Some of the means of subsistence are consumed more quickly, others more slowly. For example, the use values that serve daily as sustenance are also consumed daily, and the same is true of the use values that serve for heating, soap (cleanliness) and lighting. Other necessary means of subsistence, in contrast, such as clothes or housing, are worn out more slowly, although they are used and needed every day. Some means of subsistence must be bought afresh every day, renewed (replaced) every day, others, like for example clothes, need replacing or renewing only at longer intervals although they have to be used every day. This is because they continue to serve as use values for longer periods of time and only become worn out, unserviceable, at the end of these periods.
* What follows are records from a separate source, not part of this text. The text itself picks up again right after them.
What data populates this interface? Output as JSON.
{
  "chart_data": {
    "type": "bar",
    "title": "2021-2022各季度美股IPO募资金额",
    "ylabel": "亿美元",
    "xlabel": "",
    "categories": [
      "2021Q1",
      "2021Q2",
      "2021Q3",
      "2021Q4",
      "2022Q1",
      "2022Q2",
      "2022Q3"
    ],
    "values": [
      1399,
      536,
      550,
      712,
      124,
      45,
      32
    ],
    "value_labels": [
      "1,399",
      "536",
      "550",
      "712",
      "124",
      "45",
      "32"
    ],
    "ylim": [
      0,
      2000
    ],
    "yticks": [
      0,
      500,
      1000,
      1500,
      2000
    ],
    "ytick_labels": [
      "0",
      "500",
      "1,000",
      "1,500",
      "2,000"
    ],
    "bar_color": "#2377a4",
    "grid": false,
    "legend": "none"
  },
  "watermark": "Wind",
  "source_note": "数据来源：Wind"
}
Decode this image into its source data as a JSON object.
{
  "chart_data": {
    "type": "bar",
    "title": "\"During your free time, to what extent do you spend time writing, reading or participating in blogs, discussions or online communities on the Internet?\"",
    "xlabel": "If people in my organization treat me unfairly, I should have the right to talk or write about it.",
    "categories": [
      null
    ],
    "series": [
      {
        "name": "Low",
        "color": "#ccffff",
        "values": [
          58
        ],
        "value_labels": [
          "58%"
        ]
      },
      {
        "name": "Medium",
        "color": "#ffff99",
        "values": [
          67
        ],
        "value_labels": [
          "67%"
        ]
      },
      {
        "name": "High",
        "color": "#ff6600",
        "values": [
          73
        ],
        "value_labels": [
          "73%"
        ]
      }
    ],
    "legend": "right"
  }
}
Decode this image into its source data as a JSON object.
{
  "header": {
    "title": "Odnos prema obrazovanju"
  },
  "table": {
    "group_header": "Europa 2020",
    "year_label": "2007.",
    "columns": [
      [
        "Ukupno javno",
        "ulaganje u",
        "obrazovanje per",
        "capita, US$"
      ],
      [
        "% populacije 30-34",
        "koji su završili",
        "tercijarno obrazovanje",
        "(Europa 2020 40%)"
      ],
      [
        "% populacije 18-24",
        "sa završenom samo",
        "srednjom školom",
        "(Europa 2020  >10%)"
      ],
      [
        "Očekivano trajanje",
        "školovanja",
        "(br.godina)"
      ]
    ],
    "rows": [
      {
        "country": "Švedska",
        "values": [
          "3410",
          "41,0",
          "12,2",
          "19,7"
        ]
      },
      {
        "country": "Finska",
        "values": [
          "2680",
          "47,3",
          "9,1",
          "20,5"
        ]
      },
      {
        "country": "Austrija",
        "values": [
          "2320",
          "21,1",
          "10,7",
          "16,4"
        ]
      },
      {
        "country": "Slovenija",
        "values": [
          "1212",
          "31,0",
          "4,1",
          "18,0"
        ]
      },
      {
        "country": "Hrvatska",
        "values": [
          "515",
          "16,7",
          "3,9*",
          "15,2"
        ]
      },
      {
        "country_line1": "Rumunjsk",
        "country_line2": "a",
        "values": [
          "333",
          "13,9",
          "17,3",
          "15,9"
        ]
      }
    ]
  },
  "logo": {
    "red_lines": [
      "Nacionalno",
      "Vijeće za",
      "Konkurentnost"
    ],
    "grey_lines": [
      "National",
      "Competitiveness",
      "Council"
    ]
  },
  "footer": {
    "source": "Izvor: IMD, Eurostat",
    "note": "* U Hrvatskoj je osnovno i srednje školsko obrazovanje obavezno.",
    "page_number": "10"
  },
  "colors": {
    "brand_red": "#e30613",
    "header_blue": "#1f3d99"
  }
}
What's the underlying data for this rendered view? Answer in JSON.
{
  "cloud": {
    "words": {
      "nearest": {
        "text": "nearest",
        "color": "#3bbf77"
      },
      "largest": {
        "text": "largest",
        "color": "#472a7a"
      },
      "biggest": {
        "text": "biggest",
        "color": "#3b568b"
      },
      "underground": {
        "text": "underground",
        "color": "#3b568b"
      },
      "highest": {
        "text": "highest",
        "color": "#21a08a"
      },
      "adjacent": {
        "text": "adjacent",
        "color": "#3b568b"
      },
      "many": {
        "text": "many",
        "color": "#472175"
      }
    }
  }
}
If the total amount of the means of subsistence the worker must consume every day in order to live as a worker = A, in 365 days it = 365A. In contrast to this, if the total amount of all the other means of subsistence he needs, which only need replacing, i.e. buying anew, three times a year, = B, he would only need 3B in the whole year. Taking them together, therefore, he would need 365A+3B in a year; and every day (365A+3B)/365 . This would be the average amount of the means of subsistence he needed every day, and the value of this amount would be the daily value of his labour capacity, i.e. the value required day by day, counting one day as equivalent to another, to buy the means of subsistence necessary for the maintenance of his labour capacity.

(If one counts the year as 365 days it will contain 52 Sundays, leaving 313 working days; one can therefore take an average of 310 working days.) If now the value of (365A+3B)/365 = 1 thaler, the daily value of his labour capacity would = l thaler. He must earn this amount every day in order to be able to live through the year day by day, and nothing in this is altered by the fact that the use value of certain commodities is not renewed every day. The annual total of his necessities of life is therefore given; then we take their value or price; then we take the daily average, i.e. we divide the total by 365, and we thus obtain the value of the worker’s average necessities of life or the average daily value of his labour capacity. (The price of 365A+3B = 365 thalers, hence the price of his daily necessities of life (365A+3B)/365 = 365/365 = 1 thaler.)